TensorFlow is typically used for deep learning (a specific kind of machine learning usually based on neural networks) and its status in our survey is a demonstration of the rise of tools for machine learning. Notice that PyTorch is the third most loved framework; PyTorch is another open source deep learning framework, but one developed and released by researchers from Facebook.
How are technologies related?
As a data scientist at Stack Overflow, I spend a lot of time thinking about how technologies are related to each other, and we can specifically think about that in the context of machine learning technologies on the Developer Survey this year. If we look at all the technologies we asked about on the survey, from languages to databases to IDEs to platforms, which were used most often in the context of machine learning? For example, which technologies are most highly correlated with TensorFlow?
Here we see which technologies are most likely to be used by a developer who also uses TensorFlow, compared to those who do not. The most highly correlated technology is Torch/PyTorch; this is interesting because it is effectively a competing framework. Next comes the popular Jupyter Notebook IDE that is used by many data scientists and then the two big language players when it comes to machine learning, Python and R. Python have a larger user base, but I personally am an R developer. Most developers interact with TensorFlow via the Python API, but R has excellent support for TensorFlow as well. The other technologies here include other IDEs that focus on data science and/or Python work, like RStudio and PyCharm, and big data technologies such as Apache Spark, Apache Hadoop, and Google BigQuery.
SEE ALSO: A basic introduction to Machine Learning
Fastest growing, most wanted
Python is the programming language most correlated with TensorFlow, and in fact, Python has a solid claim to being the fastest-growing major programming language. This year Python again climbed in the popularity ranks on our survey, passing C# this year much like it surpassed PHP last year. Software developers are aware of this, and this year we found that Python was the most wanted language, meaning that out of developers who are not working with each technology, the highest percentage want to start this coming year.

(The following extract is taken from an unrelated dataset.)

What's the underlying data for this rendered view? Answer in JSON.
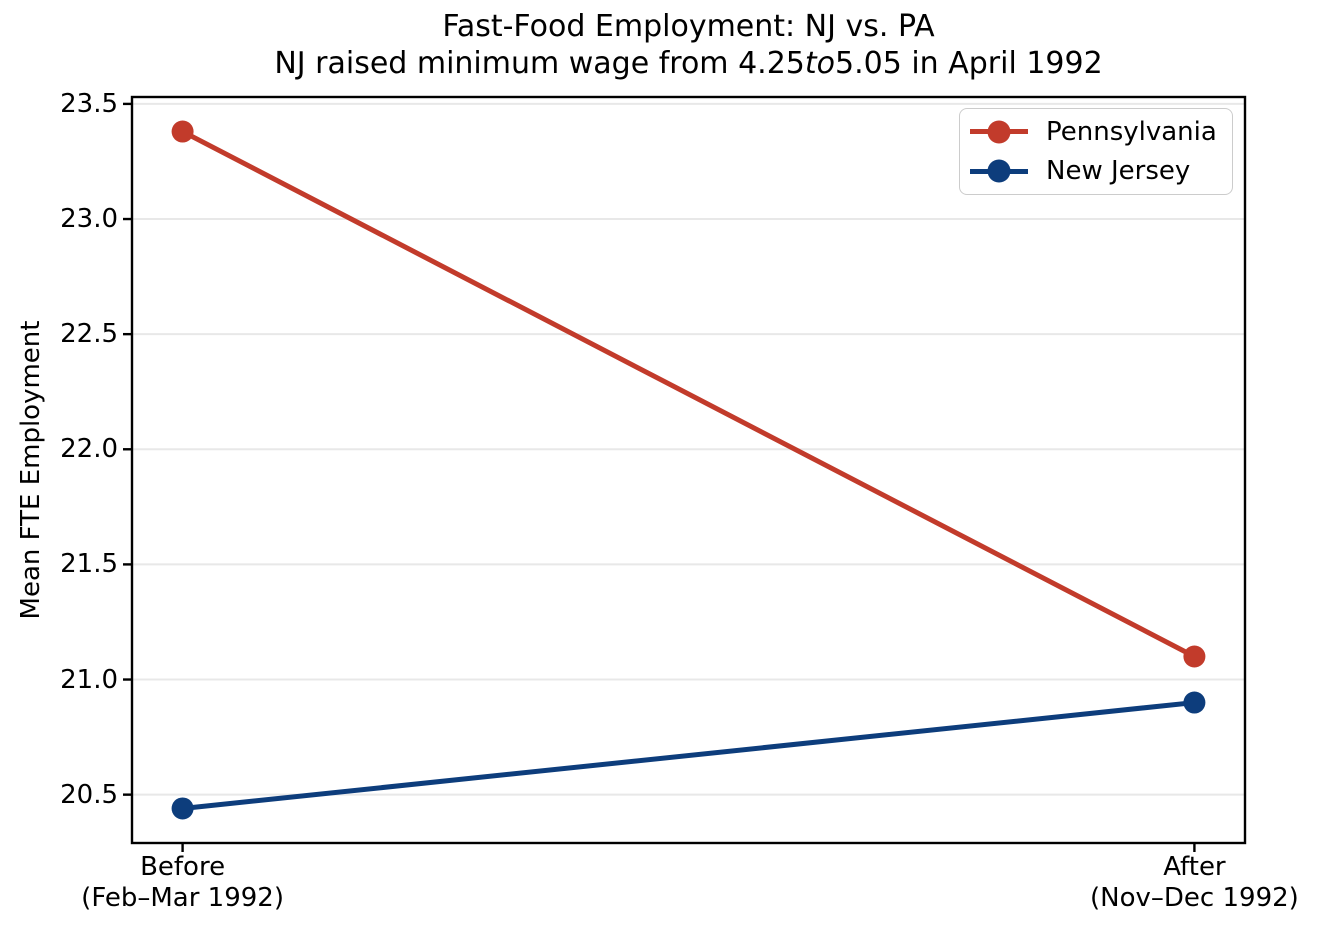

This plot shows the top 15 languages that were most wanted. What languages were least wanted this year? We find that VBA, Delphi/Object Pascal, Cobol, and Visual Basic 6 are the least attractive today. These languages certainly lack the name recognition of Python, but more substantively, they do not have the large, vibrant communities working on modern problems like machine learning. June 2017 was the first month that Python was the most visited tag on Stack Overflow in high-income countries like the United States and the United Kingdom. We find that the incredible growth of Python is driven largely by data science and machine learning, rather than web development or systems administration.

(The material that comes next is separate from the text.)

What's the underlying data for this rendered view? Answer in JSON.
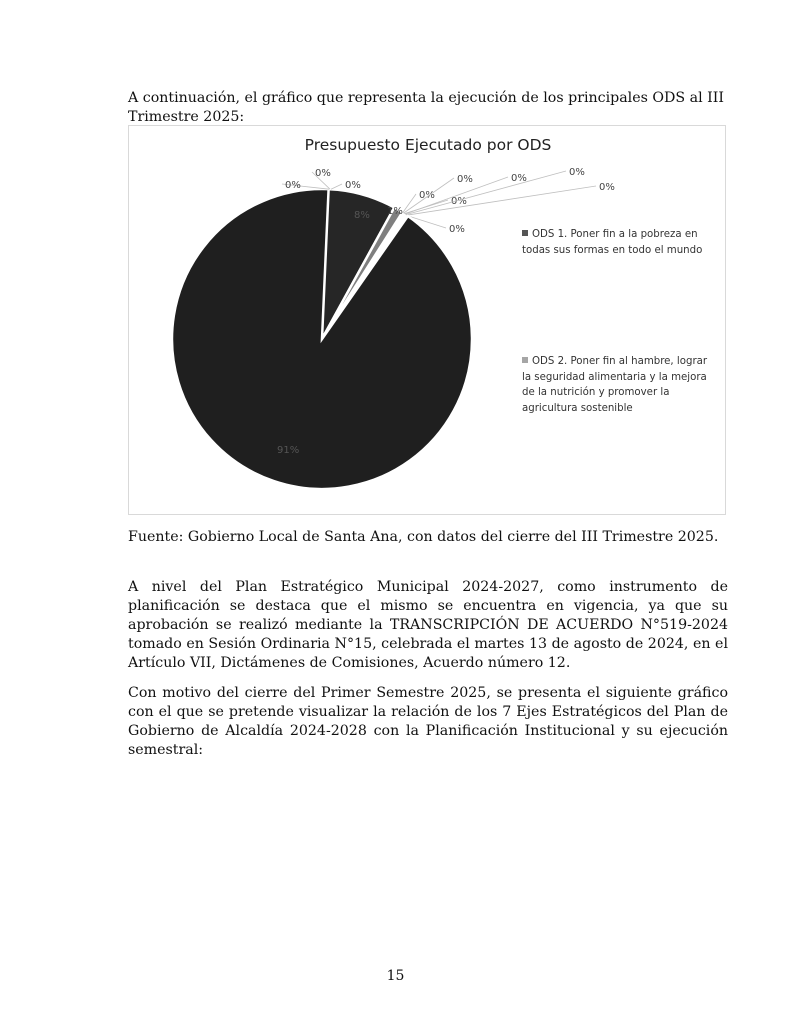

Machine learning offers organizations the opportunity to use their data to make good decisions; our own data at Stack Overflow demonstrates that our industry is embracing this possibility and that the use of machine learning is on the rise. If you are a developer interested in machine learning, TensorFlow, and deep learning are likely not the best place to start. Instead, focus on gaining statistical competency and putting it into practice in your daily work.